Reams of work and millions of words have been devoted to China’s restrictive media landscape, many parties largely let it all pass because of the country’s outsized political and economic influence.
The media blackout on Liu should give us pause, especially those of us seeking to work with China as they grow in stature. A country’s government has the right to shape its own direction, but the choke-hold China exercises on the media is already sliding quickly into a stifling environment that will naturally become a barrier to innovation. Innovation cannot go unchecked, but erecting walls around it is how it dies.
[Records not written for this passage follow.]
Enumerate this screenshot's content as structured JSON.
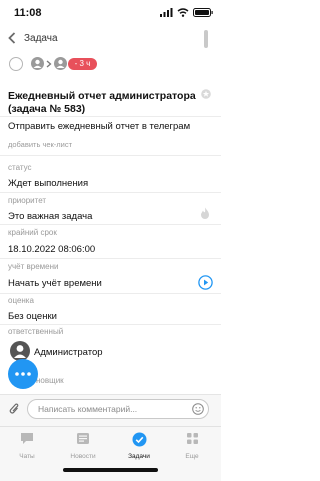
{
  "statusbar": {
    "time": "11:08"
  },
  "nav": {
    "back_label": "Задача"
  },
  "toolbar": {
    "badge": "- 3 ч"
  },
  "task": {
    "title": "Ежедневный отчет администратора (задача № 583)",
    "subtitle": "Отправить ежедневный отчет в телеграм",
    "add_checklist": "добавить чек-лист"
  },
  "fields": {
    "status_label": "статус",
    "status_value": "Ждет выполнения",
    "priority_label": "приоритет",
    "priority_value": "Это важная задача",
    "deadline_label": "крайний срок",
    "deadline_value": "18.10.2022 08:06:00",
    "time_label": "учёт времени",
    "time_value": "Начать учёт времени",
    "rating_label": "оценка",
    "rating_value": "Без оценки",
    "responsible_label": "ответственный",
    "responsible_value": "Администратор",
    "creator_label_partial": "новщик"
  },
  "comment": {
    "placeholder": "Написать комментарий..."
  },
  "tabs": [
    {
      "label": "Чаты",
      "icon": "chat-icon",
      "active": false
    },
    {
      "label": "Новости",
      "icon": "news-icon",
      "active": false
    },
    {
      "label": "Задачи",
      "icon": "check-circle-icon",
      "active": true
    },
    {
      "label": "Еще",
      "icon": "more-grid-icon",
      "active": false
    }
  ],
  "colors": {
    "accent": "#2196f3",
    "badge": "#e8505b",
    "muted": "#9a9a9a"
  }
}
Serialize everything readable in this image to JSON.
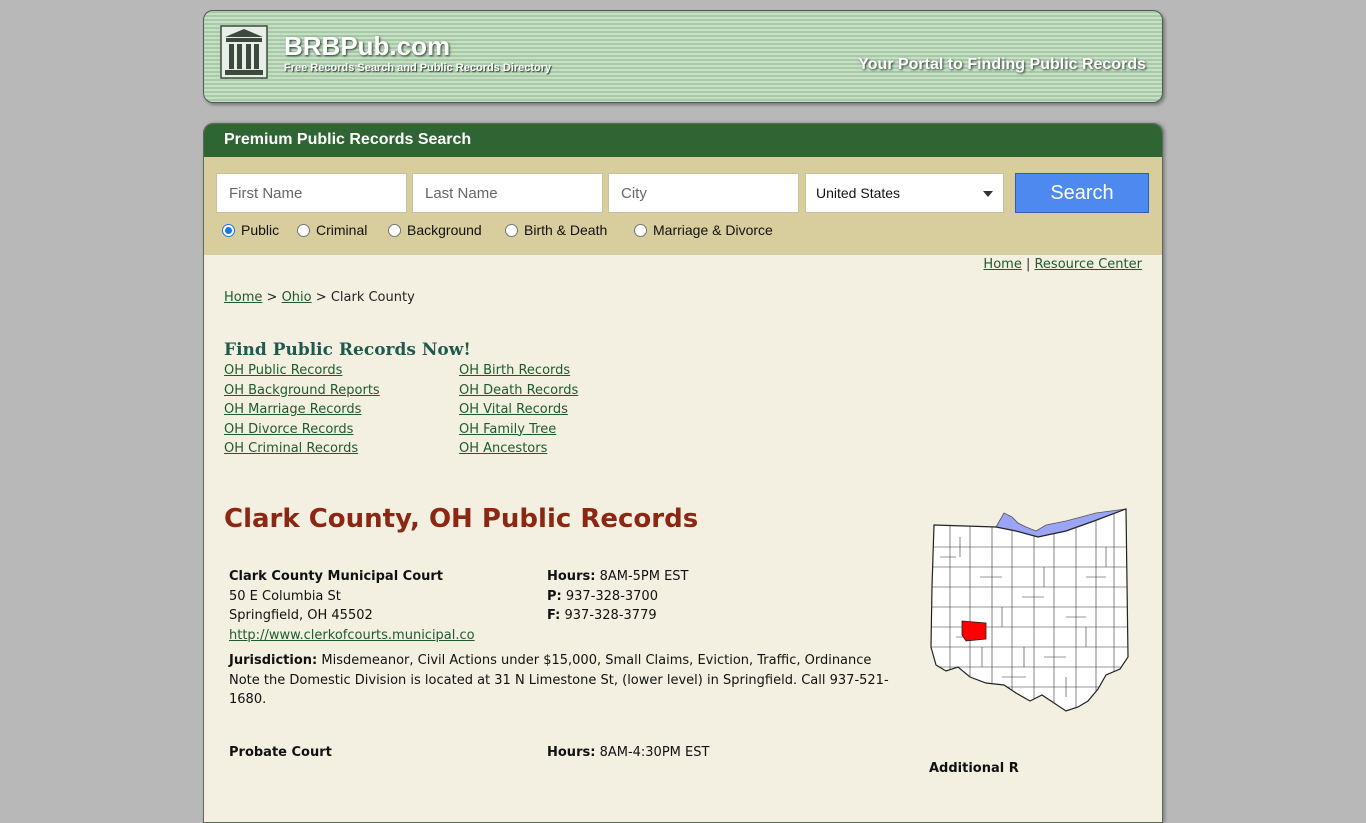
{
  "header": {
    "brand": "BRBPub.com",
    "brand_sub": "Free Records Search and Public Records Directory",
    "tagline": "Your Portal to Finding Public Records"
  },
  "search": {
    "panel_title": "Premium Public Records Search",
    "first_name_placeholder": "First Name",
    "last_name_placeholder": "Last Name",
    "city_placeholder": "City",
    "country": "United States",
    "button": "Search",
    "types": [
      "Public",
      "Criminal",
      "Background",
      "Birth & Death",
      "Marriage & Divorce"
    ],
    "selected_type": "Public"
  },
  "toplinks": {
    "home": "Home",
    "separator": "|",
    "resource": "Resource Center"
  },
  "breadcrumb": {
    "home": "Home",
    "sep": ">",
    "state": "Ohio",
    "current": "Clark County"
  },
  "find": {
    "title": "Find Public Records Now!",
    "left": [
      "OH Public Records",
      "OH Background Reports",
      "OH Marriage Records",
      "OH Divorce Records",
      "OH Criminal Records"
    ],
    "right": [
      "OH Birth Records",
      "OH Death Records",
      "OH Vital Records",
      "OH Family Tree",
      "OH Ancestors"
    ]
  },
  "county_title": "Clark County, OH Public Records",
  "offices": [
    {
      "name": "Clark County Municipal Court",
      "street": "50 E Columbia St",
      "city": "Springfield, OH 45502",
      "url": "http://www.clerkofcourts.municipal.co",
      "hours_label": "Hours:",
      "hours": "8AM-5PM EST",
      "phone_label": "P:",
      "phone": "937-328-3700",
      "fax_label": "F:",
      "fax": "937-328-3779",
      "jurisdiction_label": "Jurisdiction:",
      "jurisdiction": "Misdemeanor, Civil Actions under $15,000, Small Claims, Eviction, Traffic, Ordinance",
      "note": "Note the Domestic Division is located at 31 N Limestone St, (lower level) in Springfield. Call 937-521-1680."
    },
    {
      "name": "Probate Court",
      "hours_label": "Hours:",
      "hours": "8AM-4:30PM EST"
    }
  ],
  "additional": "Additional R",
  "colors": {
    "header_green": "#2f6433",
    "search_tan": "#d8cd9c",
    "content_bg": "#f3f0e1",
    "title_red": "#8b2713",
    "button_blue": "#4d89ee",
    "county_highlight": "#ff0000",
    "lake": "#9aa6f5"
  }
}
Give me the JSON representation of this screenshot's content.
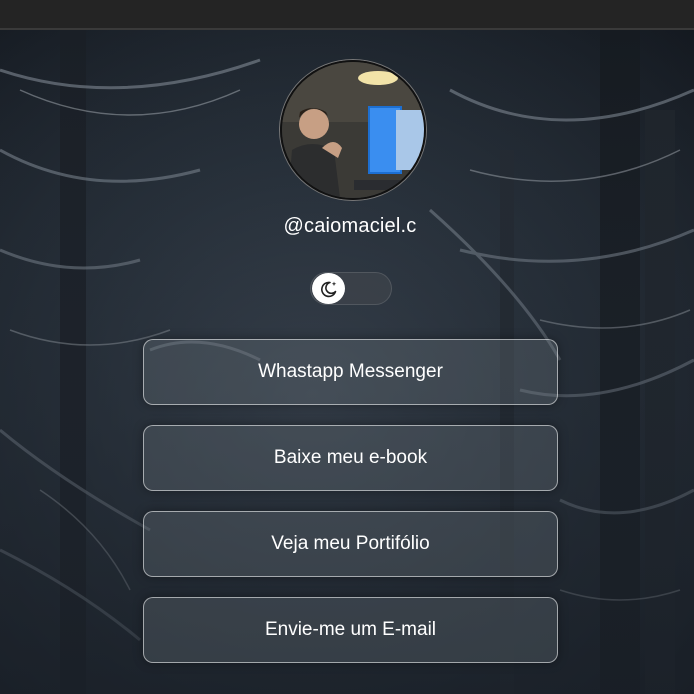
{
  "profile": {
    "username": "@caiomaciel.c",
    "photo_alt": "profile-photo"
  },
  "theme_toggle": {
    "icon": "moon-stars-icon",
    "state": "off"
  },
  "links": [
    {
      "label": "Whastapp Messenger"
    },
    {
      "label": "Baixe meu e-book"
    },
    {
      "label": "Veja meu Portifólio"
    },
    {
      "label": "Envie-me um E-mail"
    }
  ],
  "colors": {
    "text": "#ffffff",
    "button_border": "#d9dde2",
    "toggle_track": "#3c424a",
    "knob": "#ffffff"
  }
}
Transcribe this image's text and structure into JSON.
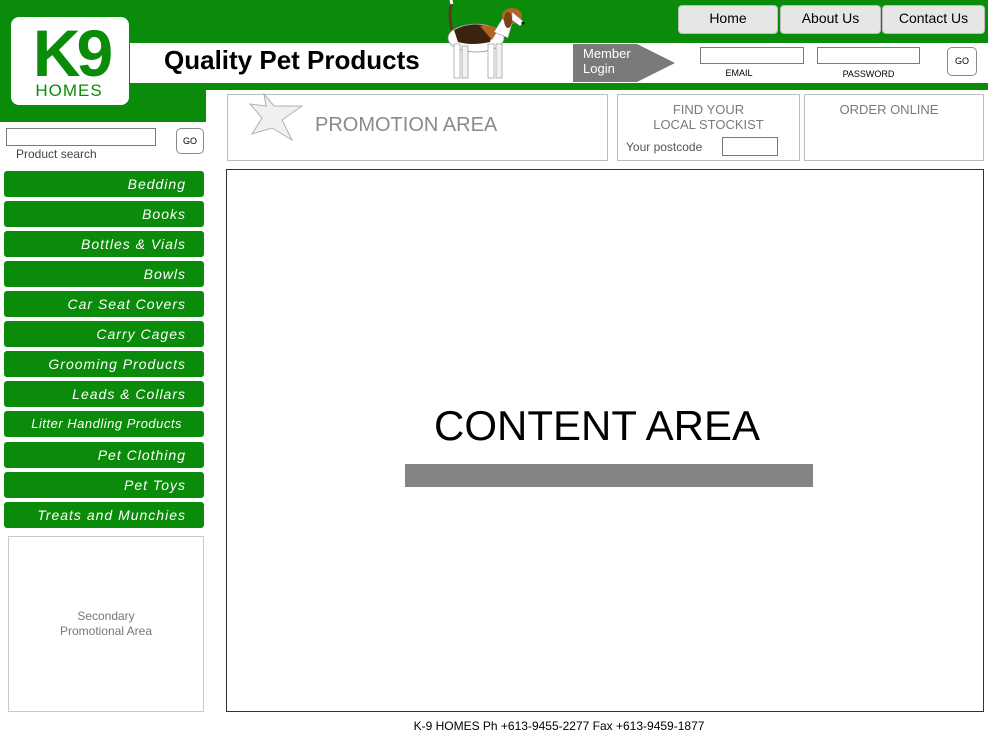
{
  "header": {
    "logo": {
      "brand": "K9",
      "sub": "HOMES"
    },
    "site_title": "Quality Pet Products",
    "nav": [
      {
        "label": "Home"
      },
      {
        "label": "About Us"
      },
      {
        "label": "Contact Us"
      }
    ],
    "member_login": {
      "line1": "Member",
      "line2": "Login"
    },
    "email_label": "EMAIL",
    "password_label": "PASSWORD",
    "go_label": "GO"
  },
  "sidebar": {
    "search_label": "Product search",
    "go_label": "GO",
    "categories": [
      {
        "label": "Bedding"
      },
      {
        "label": "Books"
      },
      {
        "label": "Bottles & Vials"
      },
      {
        "label": "Bowls"
      },
      {
        "label": "Car Seat Covers"
      },
      {
        "label": "Carry Cages"
      },
      {
        "label": "Grooming Products"
      },
      {
        "label": "Leads & Collars"
      },
      {
        "label": "Litter Handling Products"
      },
      {
        "label": "Pet Clothing"
      },
      {
        "label": "Pet Toys"
      },
      {
        "label": "Treats and Munchies"
      }
    ],
    "secondary_promo": {
      "line1": "Secondary",
      "line2": "Promotional Area"
    }
  },
  "panels": {
    "promotion": "PROMOTION AREA",
    "stockist": {
      "line1": "FIND YOUR",
      "line2": "LOCAL STOCKIST",
      "postcode_label": "Your postcode"
    },
    "order": "ORDER ONLINE"
  },
  "content": {
    "title": "CONTENT AREA"
  },
  "footer": {
    "text": "K-9 HOMES  Ph +613-9455-2277  Fax +613-9459-1877"
  },
  "colors": {
    "brand_green": "#0a8c0a",
    "member_grey": "#7a7a7a"
  }
}
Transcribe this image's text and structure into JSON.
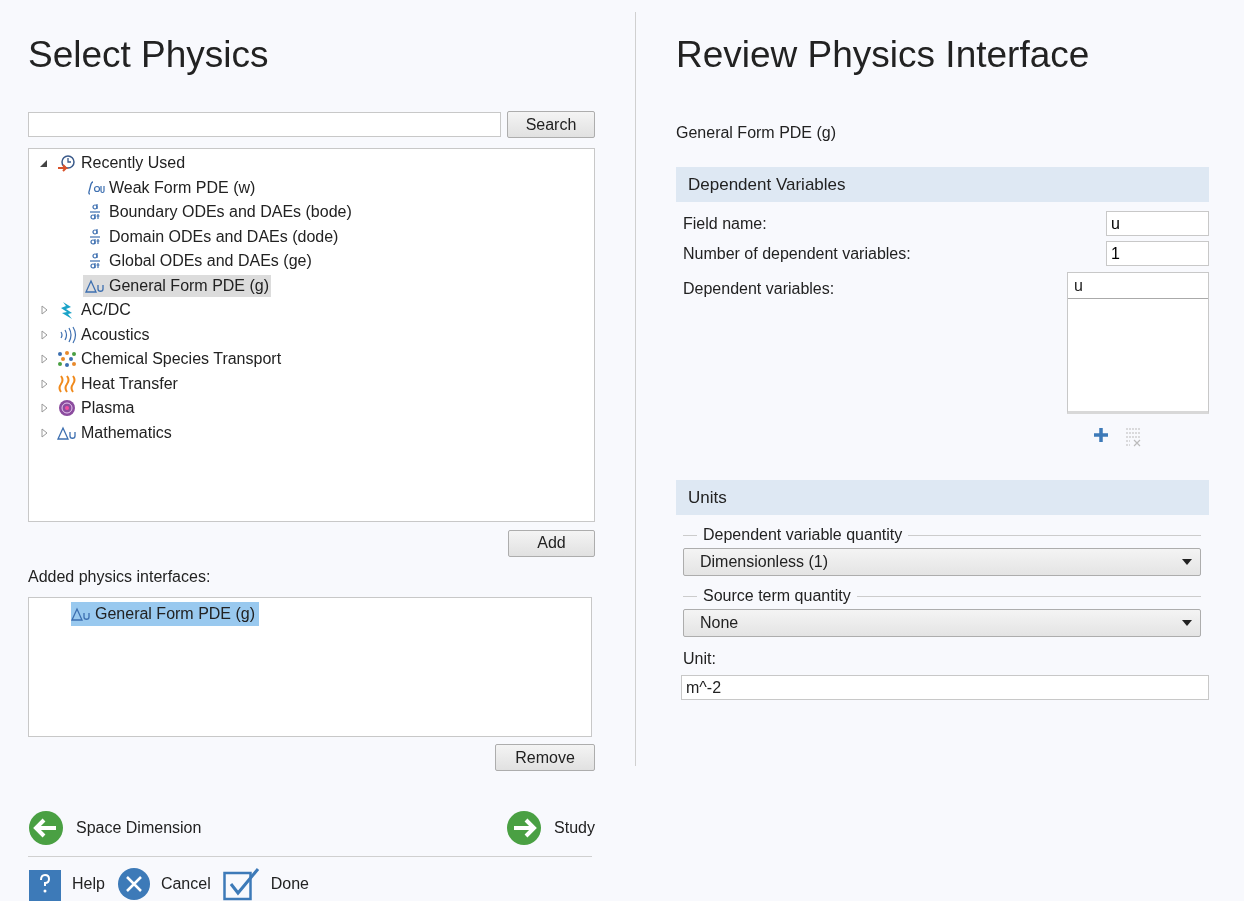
{
  "left": {
    "title": "Select Physics",
    "search": {
      "button": "Search"
    },
    "tree": [
      {
        "label": "Recently Used",
        "kind": "clock",
        "expanded": true,
        "selected": false,
        "children": [
          {
            "label": "Weak Form PDE (w)",
            "kind": "integral",
            "selected": false
          },
          {
            "label": "Boundary ODEs and DAEs (bode)",
            "kind": "ddt",
            "selected": false
          },
          {
            "label": "Domain ODEs and DAEs (dode)",
            "kind": "ddt",
            "selected": false
          },
          {
            "label": "Global ODEs and DAEs (ge)",
            "kind": "ddt",
            "selected": false
          },
          {
            "label": "General Form PDE (g)",
            "kind": "delta",
            "selected": true
          }
        ]
      },
      {
        "label": "AC/DC",
        "kind": "bolt",
        "expanded": false,
        "selected": false
      },
      {
        "label": "Acoustics",
        "kind": "waves",
        "expanded": false,
        "selected": false
      },
      {
        "label": "Chemical Species Transport",
        "kind": "dots",
        "expanded": false,
        "selected": false
      },
      {
        "label": "Heat Transfer",
        "kind": "heat",
        "expanded": false,
        "selected": false
      },
      {
        "label": "Plasma",
        "kind": "plasma",
        "expanded": false,
        "selected": false
      },
      {
        "label": "Mathematics",
        "kind": "delta",
        "expanded": false,
        "selected": false
      }
    ],
    "add_button": "Add",
    "added_label": "Added physics interfaces:",
    "added": [
      {
        "label": "General Form PDE (g)",
        "kind": "delta",
        "selected": true
      }
    ],
    "remove_button": "Remove",
    "nav": {
      "back": "Space Dimension",
      "next": "Study"
    },
    "actions": [
      {
        "kind": "help",
        "label": "Help"
      },
      {
        "kind": "cancel",
        "label": "Cancel"
      },
      {
        "kind": "done",
        "label": "Done"
      }
    ]
  },
  "right": {
    "title": "Review Physics Interface",
    "subtitle": "General Form PDE (g)",
    "dependent_variables": {
      "header": "Dependent Variables",
      "field_name_label": "Field name:",
      "field_name": "u",
      "count_label": "Number of dependent variables:",
      "count": "1",
      "list_label": "Dependent variables:",
      "list": [
        "u"
      ]
    },
    "units": {
      "header": "Units",
      "groups": [
        {
          "legend": "Dependent variable quantity",
          "value": "Dimensionless (1)"
        },
        {
          "legend": "Source term quantity",
          "value": "None"
        }
      ],
      "unit_label": "Unit:",
      "unit": "m^-2"
    }
  }
}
Only two weeks ago, China began enforcing a controversial cybersecurity law that many see as a censorship law dressed up in the costume of national security. The law has been noted by analysts to threaten not only its own people’s freedom to speak and think (two integral ingredients for innovation), but also foreign corporations’ intellectual property and global connectivity.
As a result of the law, corporations must retain their data within China’s borders, and their ability to access foreign web services will be greatly affected by their inability to access virtual private networks (VPNs).
It’d be irresponsible to see the government’s actions towards Liu’s death and the increasingly restrictive cybersecurity policies as unconnected—they are both products of the country’s approach to censorship. Foreign corporations would do well to remain wary of China, and remain vigilant of the fact that China always comes first. In large part, the foreigners are collateral, and they too could become the focus of a harsh government crackdown.
For the part of the Chinese government, it would do well to remember that its policy in the past of allowing a little freedom, a little to leak through, worked to keep its population complacent and quiet. Stricter policing could have a bigger backlash than they anticipate, and the last thing they need is citizens curious enough to go poking around corners of the Internet they don’t want seen.